Sobre tal aspecto, importante destacar a lição de Yussef Said Cahali:

“Na realidade, a manutenção de bens em comum após a dissolução da sociedade conjugal equivale a estabelecer sobre os mesmos simples condomínio. E convencionando-se na partilha amigável o condomínio de bens do casal, este passa a ser disciplinado segundo as regras comuns da co-propriedade. Assim, tratando-se de imóvel indivisível, admite-se a alienação forçada de conformidade com o preceito do n. II do art. 1.117 do CPC, em procedimento especial, sem necessidade de que a medida se processe nos autos de desquite; simples extinção de condomínio, pouco importa a origem deste, para a definição da competência do juízo” (in “Divórcio e Separação”, 11ª edição, São Paulo, Ed. Revista dos Tribunais, 2002, p. 745/746).

Assim, a discordância de um dos litisconsortes não é fato impeditivo para a venda de bem comum, uma vez que o único requisito necessário a viabilizar a alienação é a vontade manifestada pelo condômino em dissolver a comunhão já que, com a separação judicial e estabelecimento da partilha, nenhum dos ex-cônjuges é obrigado a manter o condomínio eternamente. E, diante da impossibilidade de divisão cômoda, outra solução imediata não se vê que não a venda judicial dos bens, para que possa ser distribuído a cada parte seu quinhão em dinheiro.

E, uma vez reconhecido o condomínio existente entre os litigantes, é viável sua extinção mediante alienação judicial, de acordo com o que estabelece o artigo 1322 do Código Civil e artigo 730, do Código de Processo Civil/2015.

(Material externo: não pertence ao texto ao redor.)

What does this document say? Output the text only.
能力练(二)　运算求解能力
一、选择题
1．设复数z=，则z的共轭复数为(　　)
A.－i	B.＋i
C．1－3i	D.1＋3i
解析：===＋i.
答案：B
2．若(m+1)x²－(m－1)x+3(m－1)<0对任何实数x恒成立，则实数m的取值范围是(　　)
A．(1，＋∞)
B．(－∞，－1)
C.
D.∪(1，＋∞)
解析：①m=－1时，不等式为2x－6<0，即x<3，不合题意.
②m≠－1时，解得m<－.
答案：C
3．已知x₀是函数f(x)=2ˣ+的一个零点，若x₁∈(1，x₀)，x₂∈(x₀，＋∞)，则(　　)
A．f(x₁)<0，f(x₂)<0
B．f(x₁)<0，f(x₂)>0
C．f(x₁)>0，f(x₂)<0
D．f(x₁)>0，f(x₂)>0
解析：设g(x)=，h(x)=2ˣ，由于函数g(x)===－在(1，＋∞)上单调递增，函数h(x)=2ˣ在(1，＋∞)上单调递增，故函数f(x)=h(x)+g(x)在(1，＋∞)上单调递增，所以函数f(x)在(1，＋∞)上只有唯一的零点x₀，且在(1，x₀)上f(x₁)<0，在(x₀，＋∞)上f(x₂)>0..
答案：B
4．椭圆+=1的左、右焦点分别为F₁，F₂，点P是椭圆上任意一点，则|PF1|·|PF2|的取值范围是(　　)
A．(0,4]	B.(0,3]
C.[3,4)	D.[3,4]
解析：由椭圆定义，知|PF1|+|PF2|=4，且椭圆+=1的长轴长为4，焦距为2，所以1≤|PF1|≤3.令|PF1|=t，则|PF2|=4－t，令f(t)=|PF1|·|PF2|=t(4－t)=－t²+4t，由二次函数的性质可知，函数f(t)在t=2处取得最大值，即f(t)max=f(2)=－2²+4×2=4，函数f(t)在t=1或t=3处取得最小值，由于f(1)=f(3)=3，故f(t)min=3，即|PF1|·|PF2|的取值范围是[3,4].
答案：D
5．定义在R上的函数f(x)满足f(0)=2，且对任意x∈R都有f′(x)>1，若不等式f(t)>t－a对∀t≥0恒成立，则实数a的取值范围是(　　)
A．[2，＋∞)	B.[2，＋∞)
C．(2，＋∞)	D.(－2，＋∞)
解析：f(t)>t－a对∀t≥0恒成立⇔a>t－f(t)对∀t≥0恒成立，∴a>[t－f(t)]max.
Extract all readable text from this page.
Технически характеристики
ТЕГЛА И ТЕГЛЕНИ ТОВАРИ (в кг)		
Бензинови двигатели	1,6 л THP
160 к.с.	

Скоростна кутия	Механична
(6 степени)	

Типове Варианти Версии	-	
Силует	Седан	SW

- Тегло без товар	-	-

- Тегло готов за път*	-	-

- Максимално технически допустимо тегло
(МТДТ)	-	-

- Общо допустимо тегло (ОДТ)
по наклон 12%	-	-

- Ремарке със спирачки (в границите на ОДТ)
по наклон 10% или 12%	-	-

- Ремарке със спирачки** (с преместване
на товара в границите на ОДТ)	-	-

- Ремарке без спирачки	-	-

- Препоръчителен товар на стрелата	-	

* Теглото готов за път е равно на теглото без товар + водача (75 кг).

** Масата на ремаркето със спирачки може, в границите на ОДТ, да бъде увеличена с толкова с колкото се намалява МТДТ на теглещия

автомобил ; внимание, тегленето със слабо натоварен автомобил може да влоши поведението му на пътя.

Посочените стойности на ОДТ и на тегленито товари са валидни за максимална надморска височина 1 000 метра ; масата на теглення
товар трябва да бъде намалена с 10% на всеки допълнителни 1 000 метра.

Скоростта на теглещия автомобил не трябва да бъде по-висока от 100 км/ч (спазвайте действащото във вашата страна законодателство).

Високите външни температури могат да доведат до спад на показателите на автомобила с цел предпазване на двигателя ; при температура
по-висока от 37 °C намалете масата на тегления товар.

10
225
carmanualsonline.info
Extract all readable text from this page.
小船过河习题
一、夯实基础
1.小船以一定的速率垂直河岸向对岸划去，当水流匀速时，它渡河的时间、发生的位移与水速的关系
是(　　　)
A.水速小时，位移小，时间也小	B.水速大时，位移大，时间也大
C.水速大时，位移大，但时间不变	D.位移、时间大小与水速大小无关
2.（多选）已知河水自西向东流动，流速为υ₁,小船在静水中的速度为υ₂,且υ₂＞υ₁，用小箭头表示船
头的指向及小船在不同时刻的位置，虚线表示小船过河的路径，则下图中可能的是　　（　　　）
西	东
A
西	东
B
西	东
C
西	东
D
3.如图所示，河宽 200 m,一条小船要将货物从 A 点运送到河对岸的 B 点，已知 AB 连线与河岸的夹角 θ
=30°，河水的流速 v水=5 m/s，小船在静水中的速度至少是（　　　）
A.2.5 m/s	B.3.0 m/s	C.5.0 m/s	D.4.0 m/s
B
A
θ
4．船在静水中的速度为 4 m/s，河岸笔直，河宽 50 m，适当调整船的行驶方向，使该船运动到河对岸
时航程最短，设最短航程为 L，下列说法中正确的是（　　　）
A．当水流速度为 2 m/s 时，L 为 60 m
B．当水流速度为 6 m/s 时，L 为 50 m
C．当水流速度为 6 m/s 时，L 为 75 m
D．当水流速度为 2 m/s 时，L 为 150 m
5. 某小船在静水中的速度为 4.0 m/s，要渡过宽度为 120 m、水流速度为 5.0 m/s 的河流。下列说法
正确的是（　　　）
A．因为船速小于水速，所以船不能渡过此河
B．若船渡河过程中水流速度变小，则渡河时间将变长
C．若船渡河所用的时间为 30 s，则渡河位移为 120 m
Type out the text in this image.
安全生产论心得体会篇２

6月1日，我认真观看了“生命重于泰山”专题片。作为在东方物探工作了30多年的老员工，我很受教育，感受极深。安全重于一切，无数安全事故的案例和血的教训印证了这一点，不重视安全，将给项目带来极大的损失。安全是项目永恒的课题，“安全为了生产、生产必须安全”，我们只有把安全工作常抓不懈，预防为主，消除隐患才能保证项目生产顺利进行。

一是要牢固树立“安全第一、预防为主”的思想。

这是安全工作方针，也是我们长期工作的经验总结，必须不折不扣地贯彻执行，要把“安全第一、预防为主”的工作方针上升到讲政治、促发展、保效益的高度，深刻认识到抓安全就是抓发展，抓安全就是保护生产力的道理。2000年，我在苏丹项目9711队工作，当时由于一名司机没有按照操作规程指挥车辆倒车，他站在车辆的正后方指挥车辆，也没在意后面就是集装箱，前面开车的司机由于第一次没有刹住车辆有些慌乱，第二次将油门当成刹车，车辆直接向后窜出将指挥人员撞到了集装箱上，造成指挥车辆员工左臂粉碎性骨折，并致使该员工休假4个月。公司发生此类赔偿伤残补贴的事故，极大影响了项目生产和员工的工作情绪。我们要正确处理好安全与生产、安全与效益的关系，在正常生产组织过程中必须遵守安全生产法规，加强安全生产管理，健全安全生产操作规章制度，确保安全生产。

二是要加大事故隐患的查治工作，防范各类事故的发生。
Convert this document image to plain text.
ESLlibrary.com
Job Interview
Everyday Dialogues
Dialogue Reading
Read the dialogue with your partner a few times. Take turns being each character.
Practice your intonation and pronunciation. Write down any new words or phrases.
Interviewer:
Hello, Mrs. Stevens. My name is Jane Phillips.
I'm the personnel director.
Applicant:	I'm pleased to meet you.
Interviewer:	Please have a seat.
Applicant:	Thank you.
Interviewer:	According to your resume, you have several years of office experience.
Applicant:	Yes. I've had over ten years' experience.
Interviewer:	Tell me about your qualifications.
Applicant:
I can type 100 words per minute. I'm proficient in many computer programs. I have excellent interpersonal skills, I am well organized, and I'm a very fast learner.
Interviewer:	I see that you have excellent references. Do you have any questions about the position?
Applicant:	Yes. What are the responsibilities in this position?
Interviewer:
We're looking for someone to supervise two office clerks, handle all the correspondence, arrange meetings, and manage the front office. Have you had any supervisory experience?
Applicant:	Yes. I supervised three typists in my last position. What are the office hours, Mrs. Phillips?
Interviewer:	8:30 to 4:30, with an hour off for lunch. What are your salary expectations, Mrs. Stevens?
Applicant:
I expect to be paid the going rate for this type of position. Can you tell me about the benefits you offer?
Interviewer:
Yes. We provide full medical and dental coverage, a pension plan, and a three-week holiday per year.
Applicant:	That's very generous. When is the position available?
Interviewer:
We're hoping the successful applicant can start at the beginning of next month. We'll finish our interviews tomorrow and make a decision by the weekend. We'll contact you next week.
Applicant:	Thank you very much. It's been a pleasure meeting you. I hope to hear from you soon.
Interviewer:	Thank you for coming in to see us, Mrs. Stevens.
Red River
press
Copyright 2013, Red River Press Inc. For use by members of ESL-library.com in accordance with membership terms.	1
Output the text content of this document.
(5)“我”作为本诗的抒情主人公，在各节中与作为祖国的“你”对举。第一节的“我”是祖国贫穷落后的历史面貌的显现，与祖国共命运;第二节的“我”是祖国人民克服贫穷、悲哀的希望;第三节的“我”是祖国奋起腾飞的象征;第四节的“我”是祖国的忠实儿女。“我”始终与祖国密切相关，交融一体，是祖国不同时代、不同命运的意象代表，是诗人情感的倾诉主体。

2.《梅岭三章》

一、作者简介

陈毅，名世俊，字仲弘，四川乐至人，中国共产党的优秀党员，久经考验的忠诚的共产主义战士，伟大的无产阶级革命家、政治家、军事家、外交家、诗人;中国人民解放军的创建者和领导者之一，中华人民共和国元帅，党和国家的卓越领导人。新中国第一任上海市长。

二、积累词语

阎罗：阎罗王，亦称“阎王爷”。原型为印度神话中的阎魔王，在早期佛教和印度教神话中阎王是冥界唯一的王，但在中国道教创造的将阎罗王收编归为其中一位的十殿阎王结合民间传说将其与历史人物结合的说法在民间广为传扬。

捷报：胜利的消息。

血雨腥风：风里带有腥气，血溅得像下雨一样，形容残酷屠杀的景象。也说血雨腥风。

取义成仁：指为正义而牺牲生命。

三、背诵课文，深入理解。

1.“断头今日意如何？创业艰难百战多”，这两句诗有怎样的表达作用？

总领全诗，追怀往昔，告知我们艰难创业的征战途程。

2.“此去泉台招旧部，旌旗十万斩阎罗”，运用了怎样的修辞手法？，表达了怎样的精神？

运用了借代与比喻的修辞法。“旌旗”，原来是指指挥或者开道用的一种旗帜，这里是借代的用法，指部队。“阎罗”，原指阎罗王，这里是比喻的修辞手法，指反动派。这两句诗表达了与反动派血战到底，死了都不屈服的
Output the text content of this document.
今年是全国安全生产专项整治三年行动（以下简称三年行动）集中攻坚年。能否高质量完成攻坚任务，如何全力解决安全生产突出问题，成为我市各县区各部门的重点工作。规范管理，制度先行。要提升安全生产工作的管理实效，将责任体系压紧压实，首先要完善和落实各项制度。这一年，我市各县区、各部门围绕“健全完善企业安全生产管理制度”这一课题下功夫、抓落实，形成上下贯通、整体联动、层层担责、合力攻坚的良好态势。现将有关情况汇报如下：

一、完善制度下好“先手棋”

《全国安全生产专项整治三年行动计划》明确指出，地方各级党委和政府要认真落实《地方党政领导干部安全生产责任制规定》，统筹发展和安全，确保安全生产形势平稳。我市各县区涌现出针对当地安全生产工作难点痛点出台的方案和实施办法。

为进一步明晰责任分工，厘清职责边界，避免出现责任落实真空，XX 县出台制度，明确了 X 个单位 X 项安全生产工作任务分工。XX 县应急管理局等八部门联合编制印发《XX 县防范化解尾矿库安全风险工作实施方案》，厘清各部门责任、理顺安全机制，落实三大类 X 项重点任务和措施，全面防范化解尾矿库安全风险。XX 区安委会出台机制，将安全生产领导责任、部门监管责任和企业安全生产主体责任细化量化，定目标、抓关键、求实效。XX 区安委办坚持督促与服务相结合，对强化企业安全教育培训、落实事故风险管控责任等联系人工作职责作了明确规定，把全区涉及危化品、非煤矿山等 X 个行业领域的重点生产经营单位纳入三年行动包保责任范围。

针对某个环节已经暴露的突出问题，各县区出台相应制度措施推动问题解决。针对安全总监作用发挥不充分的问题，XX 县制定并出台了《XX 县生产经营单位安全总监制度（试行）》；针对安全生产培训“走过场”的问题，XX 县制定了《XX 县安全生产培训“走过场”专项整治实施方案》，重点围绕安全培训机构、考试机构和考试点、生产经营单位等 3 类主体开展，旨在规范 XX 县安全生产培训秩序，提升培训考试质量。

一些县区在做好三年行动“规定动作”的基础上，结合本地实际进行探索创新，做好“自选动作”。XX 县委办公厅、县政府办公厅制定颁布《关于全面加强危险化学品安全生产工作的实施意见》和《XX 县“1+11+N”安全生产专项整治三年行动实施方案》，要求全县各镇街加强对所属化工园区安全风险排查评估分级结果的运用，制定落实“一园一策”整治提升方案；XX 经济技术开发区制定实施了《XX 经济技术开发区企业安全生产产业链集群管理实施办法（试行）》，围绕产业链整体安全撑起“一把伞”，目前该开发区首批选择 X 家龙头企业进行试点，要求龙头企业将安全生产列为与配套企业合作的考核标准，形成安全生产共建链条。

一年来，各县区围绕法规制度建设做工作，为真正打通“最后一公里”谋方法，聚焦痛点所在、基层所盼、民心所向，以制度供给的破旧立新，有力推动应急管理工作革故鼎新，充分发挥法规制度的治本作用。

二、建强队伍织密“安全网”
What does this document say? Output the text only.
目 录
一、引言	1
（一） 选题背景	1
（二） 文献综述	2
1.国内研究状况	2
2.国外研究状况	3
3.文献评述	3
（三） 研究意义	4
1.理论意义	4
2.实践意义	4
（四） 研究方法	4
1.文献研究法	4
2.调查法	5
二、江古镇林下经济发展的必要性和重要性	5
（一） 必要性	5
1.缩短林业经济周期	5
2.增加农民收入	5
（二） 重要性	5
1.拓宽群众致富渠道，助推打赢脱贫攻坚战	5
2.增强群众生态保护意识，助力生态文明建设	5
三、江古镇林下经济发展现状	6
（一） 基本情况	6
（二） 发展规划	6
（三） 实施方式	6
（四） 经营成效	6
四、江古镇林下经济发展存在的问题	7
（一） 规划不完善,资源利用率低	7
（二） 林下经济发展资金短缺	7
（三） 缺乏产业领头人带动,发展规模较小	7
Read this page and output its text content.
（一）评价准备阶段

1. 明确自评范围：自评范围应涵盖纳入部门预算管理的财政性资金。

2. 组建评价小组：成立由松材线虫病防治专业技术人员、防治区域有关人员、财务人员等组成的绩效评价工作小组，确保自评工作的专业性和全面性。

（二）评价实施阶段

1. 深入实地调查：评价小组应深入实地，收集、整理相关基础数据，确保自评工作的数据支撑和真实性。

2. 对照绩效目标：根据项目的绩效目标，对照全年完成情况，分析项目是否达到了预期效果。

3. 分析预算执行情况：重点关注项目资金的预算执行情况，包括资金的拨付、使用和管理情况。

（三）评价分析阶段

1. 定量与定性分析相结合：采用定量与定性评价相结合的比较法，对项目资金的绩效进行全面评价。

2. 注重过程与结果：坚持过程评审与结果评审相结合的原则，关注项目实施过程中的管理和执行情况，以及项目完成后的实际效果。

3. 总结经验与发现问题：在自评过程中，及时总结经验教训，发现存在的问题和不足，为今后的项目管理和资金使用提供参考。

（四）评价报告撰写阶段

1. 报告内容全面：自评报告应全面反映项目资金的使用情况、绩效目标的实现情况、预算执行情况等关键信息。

Quanto ao pedido de cobrança de alugueres pelo uso exclusivo do imóvel pela apelante, o artigo 1319, do Código Civil estabelece que “cada condômino responde aos outros pelos frutos que percebeu da coisa e pelo dano que lhe causou”.

A escritura de venda e compra de fls. 55/56 indica que os litigantes adquiriram conjuntamente o imóvel e considerando que “a todo tempo será lícito ao condômino exigir a divisão da coisa comum”, nos termos do artigo 1320, do Código Civil, é possível o pedido de arbitramento de aluguel.

Porém, no caso em análise, não houve a comprovação de que, após o prazo estabelecido na separação, o recorrido tenha usufruído do bem exclusivamente, uma vez que ele alega que se mudou do local, não tendo a apelante impugnado a alegação de que o depósito de fls. 33 trata-se de pagamento da pensão e do aluguel, o que indica que o réu realmente não ocupava o imóvel.

Além disso, é importante ressaltar que o arbitramento de aluguel é devido a partir da citação do réu, momento em que teria resistido ao pedido inicial, continuando a manter a ocupação exclusiva do imóvel e, na espécie dos autos, uma vez demonstrado que, quando o recorrido foi citado, já não mais ocupava o bem, incabível o arbitramento pleiteado.

Nessa conformidade, a ação deve ser julgada parcialmente procedente, com a determinação de alienação do bem comum, afastando-se, no entanto, o pedido de arbitramento de aluguel.

Por fim, em virtude da sucumbência recíproca, cada parte deverá arcar com as custas e despesas processuais por si despendidas, bem como com os honorários dos seus respectivos patronos.